« Touchez-pas au grisbi » tient un peu du miracle, qui aura réuni pour une seule et unique fois Jacques Becker et Jean Gabin. Jacques Becker vient d’essuyer deux échecs au box-office avec « Casque d’or » et « Rue de l’estrapade », il cherche alors avidement un sujet pouvant plaire au public. En lisant « Touchez pas au grisbi », le premier roman d’Albert Simonin paru en 1953, il est certain qu’il peut entrer à nouveau dans le jeu.
Pour le premier rôle, Jean Gabin n’est pas le premier choix de Becker qui pense tout d’abord à Daniel Gélin qu’il connaît bien pour l’avoir dirigé trois fois. L’acteur alors jeune premier en vogue, refuse. François Périer un temps envisagé est finalement jugé trop jeune pour le rôle. Le producteur/éditeur Gino Del Luca avec qui Gabin est sous contrat, le propose à Becker qui est tout d’abord réticent, pensant qu’il représente un cinéma révolu. Effectivement, depuis son retour d’Hollywood en 1946, Jean Gabin a tourné dans quatorze films qui ne lui ont pas permis de se replacer au premier rang, son image étant brouillée en partie à cause d’un vieillissement prématuré.
Le réalisateur finit tout de même par se dire qu’il peut tirer profit de ce qui a été jusqu’alors un handicap pour l’acteur effectuant son retour. Le roman de Simonin qui participe avec Jacques Becker à l’écriture du scénario, s’intéresse à un tandem de truands sur le retour aux tempéraments opposés qui vont devoir faire face durement à une fin de carrière qui ne se passera pas du tout comme Max (Jean Gabin), le leader du duo, l’avait organisée. Un refus du déclin, ajouté à une faiblesse de caractère amènent Riton que Max surnomme amicalement « ma petite tête de hérisson » à trop parler sur ce qui devait être leur « dernier coup » à une jeune cover girl pour laquelle il en pince (Jeanne Moreau). Les deux hommes vont devoir affronter un jeune loup de la nouvelle garde qui ne s’embarrasse pas de grands principes ou d’un soi-disant « code d’honneur », en la personne d’Angelo (Lino Ventura dans son premier rôle à l’écran).
L’intrigue classique, parfaitement menée, sert essentiellement de support à l’intérêt que porte Becker à la relation des deux malfrats qui comme les cow-boys de Sam Peckinpah un peu plus tard, refuseront de renoncer au mode de vie d’un Ouest finissant, niant pour l’un que les ans doivent lui dicter leur impitoyable loi, écartant pour l’autre l'idée de tirer le rideau en abandonnant celui qu’il a toujours tiré par la manche.
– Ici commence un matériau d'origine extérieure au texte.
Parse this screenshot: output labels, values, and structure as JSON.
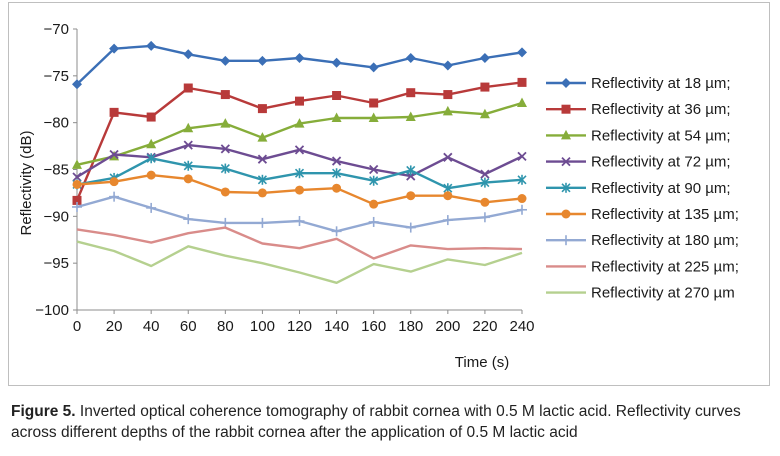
{
  "chart_data": {
    "type": "line",
    "title": "",
    "xlabel": "Time (s)",
    "ylabel": "Reflectivity (dB)",
    "x": [
      0,
      20,
      40,
      60,
      80,
      100,
      120,
      140,
      160,
      180,
      200,
      220,
      240
    ],
    "xlim": [
      0,
      240
    ],
    "ylim": [
      -100,
      -70
    ],
    "x_ticks": [
      "0",
      "20",
      "40",
      "60",
      "80",
      "100",
      "120",
      "140",
      "160",
      "180",
      "200",
      "220",
      "240"
    ],
    "y_ticks": [
      "−70",
      "−75",
      "−80",
      "−85",
      "−90",
      "−95",
      "−100"
    ],
    "y_tick_values": [
      -70,
      -75,
      -80,
      -85,
      -90,
      -95,
      -100
    ],
    "grid": false,
    "legend_position": "right",
    "series": [
      {
        "name": "Reflectivity at 18 µm;",
        "color": "#3b6fb6",
        "marker": "diamond",
        "values": [
          -75.9,
          -72.1,
          -71.8,
          -72.7,
          -73.4,
          -73.4,
          -73.1,
          -73.6,
          -74.1,
          -73.1,
          -73.9,
          -73.1,
          -72.5
        ]
      },
      {
        "name": "Reflectivity at 36 µm;",
        "color": "#b83a3a",
        "marker": "square",
        "values": [
          -88.3,
          -78.9,
          -79.4,
          -76.3,
          -77.0,
          -78.5,
          -77.7,
          -77.1,
          -77.9,
          -76.8,
          -77.0,
          -76.2,
          -75.7
        ]
      },
      {
        "name": "Reflectivity at 54 µm;",
        "color": "#86ad3a",
        "marker": "triangle",
        "values": [
          -84.5,
          -83.6,
          -82.3,
          -80.6,
          -80.1,
          -81.6,
          -80.1,
          -79.5,
          -79.5,
          -79.4,
          -78.8,
          -79.1,
          -77.9
        ]
      },
      {
        "name": "Reflectivity at 72 µm;",
        "color": "#6d4c92",
        "marker": "x",
        "values": [
          -85.8,
          -83.4,
          -83.7,
          -82.4,
          -82.8,
          -83.9,
          -82.9,
          -84.1,
          -85.0,
          -85.7,
          -83.7,
          -85.5,
          -83.6
        ]
      },
      {
        "name": "Reflectivity at 90 µm;",
        "color": "#2f95ad",
        "marker": "star",
        "values": [
          -86.6,
          -85.9,
          -83.8,
          -84.6,
          -84.9,
          -86.1,
          -85.4,
          -85.4,
          -86.2,
          -85.1,
          -87.0,
          -86.4,
          -86.1
        ]
      },
      {
        "name": "Reflectivity at 135 µm;",
        "color": "#e7872e",
        "marker": "circle",
        "values": [
          -86.6,
          -86.3,
          -85.6,
          -86.0,
          -87.4,
          -87.5,
          -87.2,
          -87.0,
          -88.7,
          -87.8,
          -87.8,
          -88.5,
          -88.1
        ]
      },
      {
        "name": "Reflectivity at 180 µm;",
        "color": "#93a9d3",
        "marker": "plus",
        "values": [
          -89.0,
          -87.9,
          -89.1,
          -90.3,
          -90.7,
          -90.7,
          -90.5,
          -91.6,
          -90.6,
          -91.2,
          -90.4,
          -90.1,
          -89.3
        ]
      },
      {
        "name": "Reflectivity at 225 µm;",
        "color": "#d98c8a",
        "marker": "none",
        "values": [
          -91.4,
          -92.0,
          -92.8,
          -91.8,
          -91.2,
          -92.9,
          -93.4,
          -92.4,
          -94.5,
          -93.1,
          -93.5,
          -93.4,
          -93.5
        ]
      },
      {
        "name": "Reflectivity at 270 µm",
        "color": "#b5d08f",
        "marker": "none",
        "values": [
          -92.7,
          -93.7,
          -95.3,
          -93.2,
          -94.2,
          -95.0,
          -96.0,
          -97.1,
          -95.1,
          -95.9,
          -94.6,
          -95.2,
          -93.9
        ]
      }
    ]
  },
  "caption": {
    "label": "Figure 5.",
    "text": " Inverted optical coherence tomography of rabbit cornea with 0.5 M lactic acid. Reflectivity curves across different depths of the rabbit cornea after the application of 0.5 M lactic acid"
  }
}
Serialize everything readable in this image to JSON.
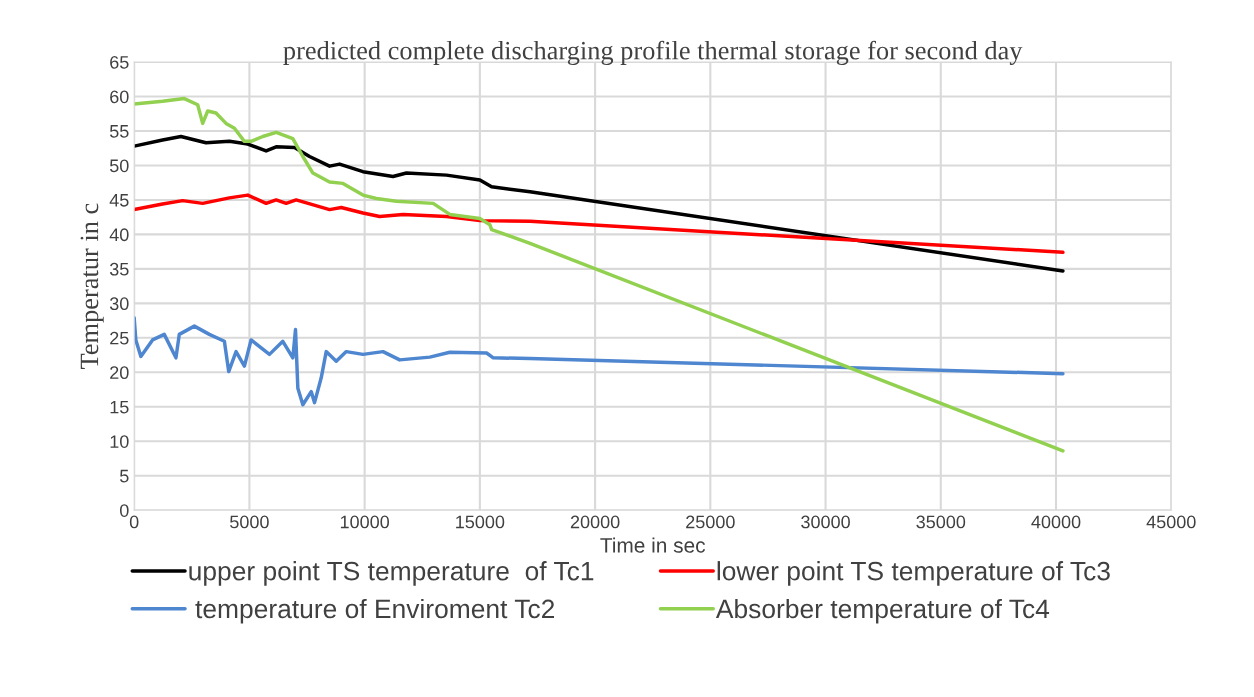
{
  "chart_data": {
    "type": "line",
    "title": "predicted complete discharging profile thermal storage for second day",
    "xlabel": "Time in sec",
    "ylabel": "Temperatur in c",
    "xlim": [
      0,
      45000
    ],
    "xticks": [
      0,
      5000,
      10000,
      15000,
      20000,
      25000,
      30000,
      35000,
      40000,
      45000
    ],
    "ylim": [
      0,
      65
    ],
    "yticks": [
      0,
      5,
      10,
      15,
      20,
      25,
      30,
      35,
      40,
      45,
      50,
      55,
      60,
      65
    ],
    "grid": true,
    "legend": "bottom",
    "marker": "none",
    "line_style": "solid",
    "series": [
      {
        "name": "upper point TS temperature  of Tc1",
        "color": "#000000",
        "x": [
          0,
          1232,
          2029,
          3116,
          4131,
          4928,
          5725,
          6160,
          6957,
          7609,
          8478,
          8913,
          9928,
          11233,
          11813,
          13552,
          15000,
          15509,
          17176,
          40300
        ],
        "values": [
          52.8,
          53.7,
          54.2,
          53.3,
          53.5,
          53.1,
          52.1,
          52.7,
          52.6,
          51.3,
          49.9,
          50.2,
          49.1,
          48.4,
          48.9,
          48.6,
          47.9,
          46.9,
          46.2,
          34.7
        ]
      },
      {
        "name": " temperature of Enviroment Tc2",
        "color": "#4f86d0",
        "x": [
          0,
          72,
          290,
          798,
          1305,
          1812,
          1957,
          2610,
          3262,
          3914,
          4102,
          4421,
          4783,
          5073,
          5870,
          6450,
          6884,
          7000,
          7102,
          7319,
          7682,
          7826,
          8116,
          8333,
          8768,
          9203,
          9928,
          10798,
          11523,
          12827,
          13697,
          15292,
          15581,
          17176,
          40300
        ],
        "values": [
          27.9,
          24.7,
          22.3,
          24.7,
          25.5,
          22.1,
          25.5,
          26.7,
          25.5,
          24.5,
          20.1,
          23.0,
          20.9,
          24.7,
          22.6,
          24.5,
          22.1,
          26.2,
          17.7,
          15.3,
          17.2,
          15.6,
          19.2,
          23.0,
          21.6,
          23.0,
          22.6,
          23.0,
          21.8,
          22.2,
          22.9,
          22.8,
          22.1,
          22.0,
          19.8
        ]
      },
      {
        "name": "lower point TS temperature of Tc3",
        "color": "#ff0000",
        "x": [
          0,
          1232,
          2102,
          2972,
          4131,
          4928,
          5725,
          6160,
          6594,
          7029,
          8478,
          8986,
          9928,
          10653,
          11668,
          13552,
          15000,
          17176,
          40300
        ],
        "values": [
          43.6,
          44.4,
          44.9,
          44.5,
          45.3,
          45.7,
          44.5,
          45.0,
          44.5,
          45.0,
          43.6,
          43.9,
          43.1,
          42.6,
          42.9,
          42.6,
          42.0,
          41.9,
          37.4
        ]
      },
      {
        "name": "Absorber temperature of Tc4",
        "color": "#92d050",
        "x": [
          0,
          1232,
          2174,
          2756,
          2972,
          3190,
          3550,
          3986,
          4350,
          4783,
          5073,
          5580,
          6160,
          6884,
          7319,
          7754,
          8478,
          9058,
          9928,
          10508,
          11378,
          12972,
          13697,
          15000,
          15437,
          15509,
          17176,
          40300
        ],
        "values": [
          58.9,
          59.3,
          59.7,
          58.8,
          56.1,
          57.9,
          57.6,
          56.1,
          55.4,
          53.5,
          53.5,
          54.2,
          54.8,
          53.9,
          51.3,
          48.9,
          47.6,
          47.4,
          45.7,
          45.2,
          44.8,
          44.5,
          42.9,
          42.3,
          41.4,
          40.7,
          38.7,
          8.6
        ]
      }
    ]
  }
}
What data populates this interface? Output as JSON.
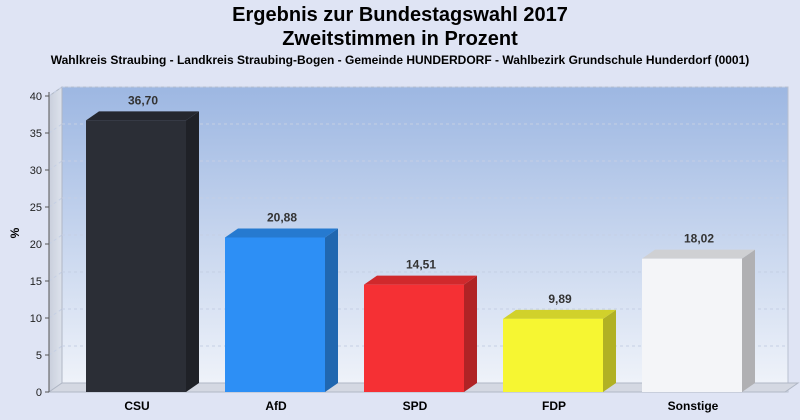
{
  "header": {
    "title_line1": "Ergebnis zur Bundestagswahl 2017",
    "title_line2": "Zweitstimmen in Prozent",
    "subtitle": "Wahlkreis Straubing - Landkreis Straubing-Bogen - Gemeinde HUNDERDORF - Wahlbezirk Grundschule Hunderdorf (0001)"
  },
  "chart_data": {
    "type": "bar",
    "title": "Ergebnis zur Bundestagswahl 2017",
    "subtitle": "Zweitstimmen in Prozent",
    "categories": [
      "CSU",
      "AfD",
      "SPD",
      "FDP",
      "Sonstige"
    ],
    "values": [
      36.7,
      20.88,
      14.51,
      9.89,
      18.02
    ],
    "value_labels": [
      "36,70",
      "20,88",
      "14,51",
      "9,89",
      "18,02"
    ],
    "colors": [
      "#2b2e36",
      "#2d8ff5",
      "#f53034",
      "#f6f632",
      "#f4f5f8"
    ],
    "ylabel": "%",
    "xlabel": "",
    "ylim": [
      0,
      40
    ],
    "yticks": [
      0,
      5,
      10,
      15,
      20,
      25,
      30,
      35,
      40
    ],
    "grid": true,
    "legend": "none"
  }
}
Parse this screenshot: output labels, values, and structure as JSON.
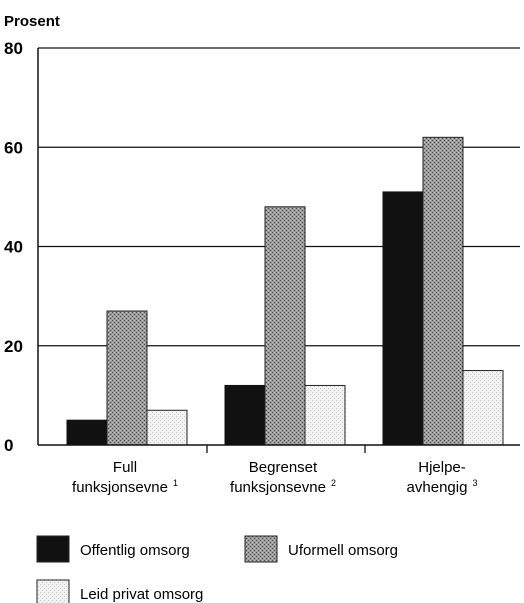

Jean Gabin en interprétant Max dit le menteur (en raison de ses talents de séducteur) avec toute l’humanité et le talent qu’il porte en lui, s’ouvre une porte royale pour les deux décennies à venir où il sera jusqu'à son dernier souffle « le parrain » du cinéma français.
Il faut le voir trimballer gaillardement sa silhouette légèrement alourdie et ses traits marqués par les nuits sans sommeil pour donner encore le change avec dans le fond de ses yeux humides, la petite étincelle qui vacille mais lutte encore pour rester allumée. Acteur grandiose dirigé par l'un des plus grands cinéastes de l’après-guerre, le résultat ne pouvait qu’être au rendez-vous. Le spectateur n’est pas déçu, soixante ans après sa sortie le film n’a pas pris une ride, dévoilant imperceptiblement une noirceur que la lumière des bars, restaurants et cabarets où ces malfrats d'un autre temps déambulent, ne parvient pas à masquer.
René Dary qui avait tenu les rôles dévolus à Gabin pendant son séjour à Hollywood et conseillé à Becker par ses soins, est lui aussi prodigieux avec un regard inquiet et désespéré qui ne le quitte jamais. Lino Ventura débutant, plante sa fourchette dans le plat comme s’il avait toujours été assis à côté de Gabin. Paul Frankeur, juste comme une horloge suisse, s’affirme comme le parfait pendant de Gabin qui ne cessera de l’imposer par la suite à ses côtés. Jeanne Moreau, Dora Doll, Gaby Basset (la première femme de Jean Gabin), Denise Clair dans des rôles un peu mineurs au sein de ce que l’on peut sans trop se tromper nommer un film d’hommes, renvoient parfaitement la balle. Jean Gabin le plus grand acteur français de tous les temps ? Comment ne pas répondre par l’affirmative ? De la musique de Jean Wiéner, on retiendra la célèbre rengaine à l’harmonica qui si elle n’occupe qu’une place minime comme toujours dans les films de Jacques Becker, donne sa marque de fabrique au « Grisbi ».